# Homework Help: Valid mapping?

1. May 12, 2007

### pivoxa15

1. The problem statement, all variables and given/known data
Can there be a mapping that may not map any elements from one domain to another?

The reason is that the mapping has a condition. For example, it will only map elements if the one in the domain are related in some way to the element they are mapped to (i.e congruence via a certain ideal). If this specified relation dosen't hold then no mapping will occur. If the relation is specified than the mapping certainly obeys a homomorphism.

For a concrete example, say you map Z[x] to Z via the identity transformation. Then clearly polynomials of degree 1 or more in Z[x] will not be mapped to Z. Are they just left alone? Is this transformation still valid?

Last edited: May 12, 2007
2. May 13, 2007

### matt grime

You cannot map Z[x] to Z via the identity map, since Z[x] is not identical to Z. A function must be defined on every element of the domain. That is why it is called the domain.

3. May 13, 2007

### pivoxa15

Lets get the terminology correct.

Is Z[x] the domain and Z the codomain?

Do you mean a function must be defined on every element of the domain when it is clear what the function will map every element in the domain to?

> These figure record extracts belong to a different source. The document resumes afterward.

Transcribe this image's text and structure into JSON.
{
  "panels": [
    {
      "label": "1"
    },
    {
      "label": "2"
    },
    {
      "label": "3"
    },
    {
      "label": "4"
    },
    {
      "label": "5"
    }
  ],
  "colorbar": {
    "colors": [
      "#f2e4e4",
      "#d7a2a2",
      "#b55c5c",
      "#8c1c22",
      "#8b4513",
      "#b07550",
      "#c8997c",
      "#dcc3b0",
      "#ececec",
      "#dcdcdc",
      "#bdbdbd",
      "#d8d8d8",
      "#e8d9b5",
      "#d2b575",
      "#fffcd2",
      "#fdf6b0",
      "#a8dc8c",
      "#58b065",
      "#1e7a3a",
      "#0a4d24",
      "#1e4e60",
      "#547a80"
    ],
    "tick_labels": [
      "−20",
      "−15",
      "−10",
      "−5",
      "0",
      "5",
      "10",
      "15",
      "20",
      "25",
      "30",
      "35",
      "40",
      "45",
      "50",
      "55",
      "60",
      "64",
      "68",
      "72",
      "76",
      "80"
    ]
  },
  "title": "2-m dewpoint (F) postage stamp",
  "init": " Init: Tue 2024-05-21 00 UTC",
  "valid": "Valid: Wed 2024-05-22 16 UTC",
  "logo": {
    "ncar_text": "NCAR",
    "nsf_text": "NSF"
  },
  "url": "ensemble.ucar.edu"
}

So in this case it is not clear what the (identity) function will do to degree 1 polynomials and above?

I could do the identity map to Z[x] -> R[x] even though Z[x] and R[x] are not identitcal. It is an injective homomorphism.

4. May 13, 2007

### matt grime

It isn't the identity map. It is (an) inclusion map. The identity is a map from X to X, whatever X might be.

That sentence doesn't make much sense. But I think the answer is: by definition a function is defined at all points of its domain or it isn't a function. Whether or not that definition needs to be made explicit is an entirely different matter.

5. May 13, 2007

### pivoxa15

What would this map p:Z->Z[x] called such that p is a function which multiplies each element in Z by 1. Hence maps each element in Z to the corresponding integer in Z[x].

Would you call it an inclusion map? It is an injective homomorphism.

6. May 13, 2007

### matt grime

The map which 'multiplies each element of Z by 1' is a map from Z to Z. It is not a map from Z to anything else. The map sending z in Z to z as an element of Z[x] is the inclusion map but it is *not* multiplying anything by 1.